From extending lifespan to bolstering the immune system, the drug’s effects are only just beginning to be understood.
Welcome to the Microbiome, The Paradox of Evolution, Newton's Apple, and Dawn of the Neuron.
December 1, 2015|
Rob DeSalle and Susan L. Perkins
Yale University Press, November 2015
Microbiome research has been on a meteoric rise for several years. And with a steadily improving understanding of the complex web of microbial interactions occurring around and inside us comes an appreciation of humanity’s place in a world run by microscopic organisms. Welcome to the Microbiome, written by entomologist Rob DeSalle and microbial genomicist Susan Perkins, serves as a field guide to this world and cultivates the emerging perspective that humans are merely a minuscule population in a world that is largely microbial.
From the shared evolutionary history of microbes and humans to the modern impact of microbiomes on science and medicine, DeSalle and Perkins bore into the subject from the bottom up. “Our understanding of the unique events of divergence through common ancestry has molded the techniques and strategies we use today in modern medicine and microbiology,” they write in the book’s preface. “That is, knowing that we have common ancestry with the very organisms that often make us sick has led to new approaches to how we interact with various environments and keep ourselves healthy.”
Prometheus Books, December 2015
The complex modes and mechanisms of reproduction that living things have evolved are not the results of natural selection. This potentially incendiary statement forms the hot nucleus of The Paradox of Evolution, the latest book from Stephen Rothman, emeritus professor of physiology at the University of California, San Francisco. Rothman argues that natural selection functions only to enhance the survival of an existing individual; it has nothing to do with reproduction, which concerns the continuance of life, not the continued survival of an individual.
Far from being a nonscientific refutation of Darwin’s theory of evolution, The Paradox is a nuanced and detailed rejection of the portion that says natural selection must give rise to reproductive features just as it does to the somatic features of organisms such as elongated necks or flattened heads. “But however complex, varied, and well developed our somatic adaptations have become, they are merely the handmaidens of reproduction,” Rothman writes. “As explained, survival is necessary for evolution, but it is not sufficient. What it does is make reproduction and hence life’s continuation possible. . . . If natural selection were responsible for the enormous variety and complexity of the mechanisms of reproduction that subsequently evolved, it had to have improved the circumstances of those engaged in the process, ergo the parents.”

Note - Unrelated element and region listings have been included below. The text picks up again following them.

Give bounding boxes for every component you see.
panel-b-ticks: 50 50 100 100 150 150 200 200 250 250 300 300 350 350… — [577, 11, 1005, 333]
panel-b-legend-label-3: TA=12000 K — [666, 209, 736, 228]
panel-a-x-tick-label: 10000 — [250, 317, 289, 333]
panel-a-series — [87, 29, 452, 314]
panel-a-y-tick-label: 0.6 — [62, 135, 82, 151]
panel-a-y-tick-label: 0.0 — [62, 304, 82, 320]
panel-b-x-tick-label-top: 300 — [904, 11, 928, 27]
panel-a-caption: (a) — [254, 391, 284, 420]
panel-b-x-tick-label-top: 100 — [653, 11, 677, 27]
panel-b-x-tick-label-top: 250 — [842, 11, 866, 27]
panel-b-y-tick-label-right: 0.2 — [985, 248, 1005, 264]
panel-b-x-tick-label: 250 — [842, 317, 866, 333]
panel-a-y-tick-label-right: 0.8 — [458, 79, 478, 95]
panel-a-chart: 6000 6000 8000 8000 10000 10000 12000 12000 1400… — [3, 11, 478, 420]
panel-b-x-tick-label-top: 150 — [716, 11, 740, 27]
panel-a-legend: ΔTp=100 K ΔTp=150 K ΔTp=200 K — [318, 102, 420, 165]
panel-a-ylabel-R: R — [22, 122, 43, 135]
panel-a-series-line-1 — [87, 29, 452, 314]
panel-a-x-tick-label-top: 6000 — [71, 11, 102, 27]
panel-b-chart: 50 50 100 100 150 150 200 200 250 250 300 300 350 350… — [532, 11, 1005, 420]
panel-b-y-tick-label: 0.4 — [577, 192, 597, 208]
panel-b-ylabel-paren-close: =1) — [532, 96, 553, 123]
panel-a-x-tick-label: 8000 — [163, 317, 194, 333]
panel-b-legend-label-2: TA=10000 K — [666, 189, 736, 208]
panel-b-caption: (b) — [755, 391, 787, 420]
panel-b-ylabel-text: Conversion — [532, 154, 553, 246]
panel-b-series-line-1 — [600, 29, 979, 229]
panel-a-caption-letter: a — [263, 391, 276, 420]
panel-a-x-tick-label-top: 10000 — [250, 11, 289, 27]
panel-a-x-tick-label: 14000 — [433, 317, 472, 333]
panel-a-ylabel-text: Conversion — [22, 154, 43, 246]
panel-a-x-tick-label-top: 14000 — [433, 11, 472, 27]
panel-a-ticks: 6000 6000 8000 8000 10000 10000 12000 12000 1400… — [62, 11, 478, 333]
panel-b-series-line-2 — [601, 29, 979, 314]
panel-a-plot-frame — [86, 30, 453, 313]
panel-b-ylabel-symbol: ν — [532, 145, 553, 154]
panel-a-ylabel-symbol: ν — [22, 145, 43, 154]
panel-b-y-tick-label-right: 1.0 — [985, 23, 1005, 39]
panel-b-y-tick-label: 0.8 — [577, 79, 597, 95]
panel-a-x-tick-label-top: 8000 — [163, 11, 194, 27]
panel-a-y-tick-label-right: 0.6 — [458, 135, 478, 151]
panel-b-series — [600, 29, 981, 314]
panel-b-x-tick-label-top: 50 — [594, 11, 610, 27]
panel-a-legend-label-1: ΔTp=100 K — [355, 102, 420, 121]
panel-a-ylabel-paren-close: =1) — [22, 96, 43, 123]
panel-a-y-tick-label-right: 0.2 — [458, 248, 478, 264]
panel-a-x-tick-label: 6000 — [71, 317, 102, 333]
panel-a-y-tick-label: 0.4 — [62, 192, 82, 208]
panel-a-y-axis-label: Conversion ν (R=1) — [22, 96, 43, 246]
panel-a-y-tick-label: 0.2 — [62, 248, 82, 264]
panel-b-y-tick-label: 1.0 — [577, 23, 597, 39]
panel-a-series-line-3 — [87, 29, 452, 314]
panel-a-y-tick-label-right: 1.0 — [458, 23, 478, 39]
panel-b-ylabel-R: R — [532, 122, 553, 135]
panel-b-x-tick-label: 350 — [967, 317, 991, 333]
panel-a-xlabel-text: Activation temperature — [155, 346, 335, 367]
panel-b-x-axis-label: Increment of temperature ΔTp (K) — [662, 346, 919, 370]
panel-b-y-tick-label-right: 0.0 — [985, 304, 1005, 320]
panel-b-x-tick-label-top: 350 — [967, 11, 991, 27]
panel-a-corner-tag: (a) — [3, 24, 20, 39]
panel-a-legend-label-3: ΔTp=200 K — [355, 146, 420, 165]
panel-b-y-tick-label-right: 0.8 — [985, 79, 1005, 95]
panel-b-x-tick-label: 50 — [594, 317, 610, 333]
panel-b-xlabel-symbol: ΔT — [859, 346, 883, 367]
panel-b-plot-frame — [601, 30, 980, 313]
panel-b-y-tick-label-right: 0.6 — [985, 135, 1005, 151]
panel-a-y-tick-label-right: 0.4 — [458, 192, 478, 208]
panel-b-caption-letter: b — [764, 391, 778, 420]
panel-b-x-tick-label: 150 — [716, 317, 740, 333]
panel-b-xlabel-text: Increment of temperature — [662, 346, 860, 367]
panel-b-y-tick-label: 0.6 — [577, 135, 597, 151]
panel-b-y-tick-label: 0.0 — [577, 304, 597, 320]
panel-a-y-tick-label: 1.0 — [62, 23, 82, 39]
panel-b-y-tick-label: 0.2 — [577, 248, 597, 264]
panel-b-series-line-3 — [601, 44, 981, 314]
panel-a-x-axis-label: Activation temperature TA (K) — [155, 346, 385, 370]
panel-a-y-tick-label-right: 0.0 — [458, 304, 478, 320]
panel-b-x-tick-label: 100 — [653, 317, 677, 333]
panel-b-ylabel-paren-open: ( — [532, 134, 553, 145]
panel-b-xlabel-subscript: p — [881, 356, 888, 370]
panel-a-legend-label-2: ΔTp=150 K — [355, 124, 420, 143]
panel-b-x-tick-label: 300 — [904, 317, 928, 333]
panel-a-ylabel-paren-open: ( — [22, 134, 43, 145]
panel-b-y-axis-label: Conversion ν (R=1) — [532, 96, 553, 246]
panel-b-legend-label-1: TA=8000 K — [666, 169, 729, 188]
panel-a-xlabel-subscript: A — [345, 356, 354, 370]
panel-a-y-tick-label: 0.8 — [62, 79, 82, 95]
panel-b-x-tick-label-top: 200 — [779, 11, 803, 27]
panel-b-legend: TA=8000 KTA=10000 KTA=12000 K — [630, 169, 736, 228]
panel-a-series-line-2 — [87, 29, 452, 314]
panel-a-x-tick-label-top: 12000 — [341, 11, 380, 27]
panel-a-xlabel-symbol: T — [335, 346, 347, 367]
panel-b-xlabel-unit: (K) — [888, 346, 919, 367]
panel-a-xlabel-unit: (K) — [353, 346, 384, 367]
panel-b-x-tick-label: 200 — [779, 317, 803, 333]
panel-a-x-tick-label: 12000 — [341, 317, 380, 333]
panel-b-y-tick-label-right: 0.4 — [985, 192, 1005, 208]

Edited by Ronald L. Numbers and Kostas Kampourakis
Harvard University Press, November 2015
Scientific progress sometimes dispels mythologies. But science has also spawned its own mythology, and many of those myths persist today. Newton’s Apple seeks to expose lingering misconceptions about the precursors of modern science, about how science is conducted, and about leading researchers who pushed their fields forward. Doing so is crucial, according to the book’s editors, science historian Ronald Numbers and biologist Kostas Kampourakis. “One should care,” they write, “because historical myths about science hinder science literacy and advance a distorted portrayal of how science has been—and is—done.”
The falling apple that supposedly inspired Isaac Newton is the subject of but one of 27 chapters, each tackling a separate scientific myth, written by a cavalcade of 26 science historians and scientists in addition to the authors. One of the more interesting takedowns appears in a later chapter and involves the fallacy that there is such a thing as “the scientific method” in modern science. “To squeeze a diverse set of practices that span cultural anthropology, paleobotany, and theoretical physics into a handful of steps is an inevitable distortion and, to be blunt, displays a serious poverty of imagination,” writes Oregon State University science historian Daniel Thurs. “Scratch the surface of the scientific method and the messiness spills out.” How do you like them apples?
McGill-Queen’s University Press, October 2015
The study of coelenterates—a group that includes jellyfish, comb jellies, anemones, and hydra—doesn’t typically make for riveting pop-sci reading. But in the hands of University of Montreal honorary biology professor Michel Anctil, the unassuming creatures take center stage as the birthplace of modern science’s appreciation of neurobiology. In Dawn of the Neuron, Anctil describes how early neuroscientists, armed with the dual insights of cell theory and evolutionary theory, used coelenterates and sponges to show that the building blocks of neural systems existed in the evolutionary ancestors of more complex organisms.
Anctil gives personality to animals once thought not that different from plants and brings back to life the labors of researchers who looked to those simple organisms to make groundbreaking discoveries, the reverberations of which are still felt today.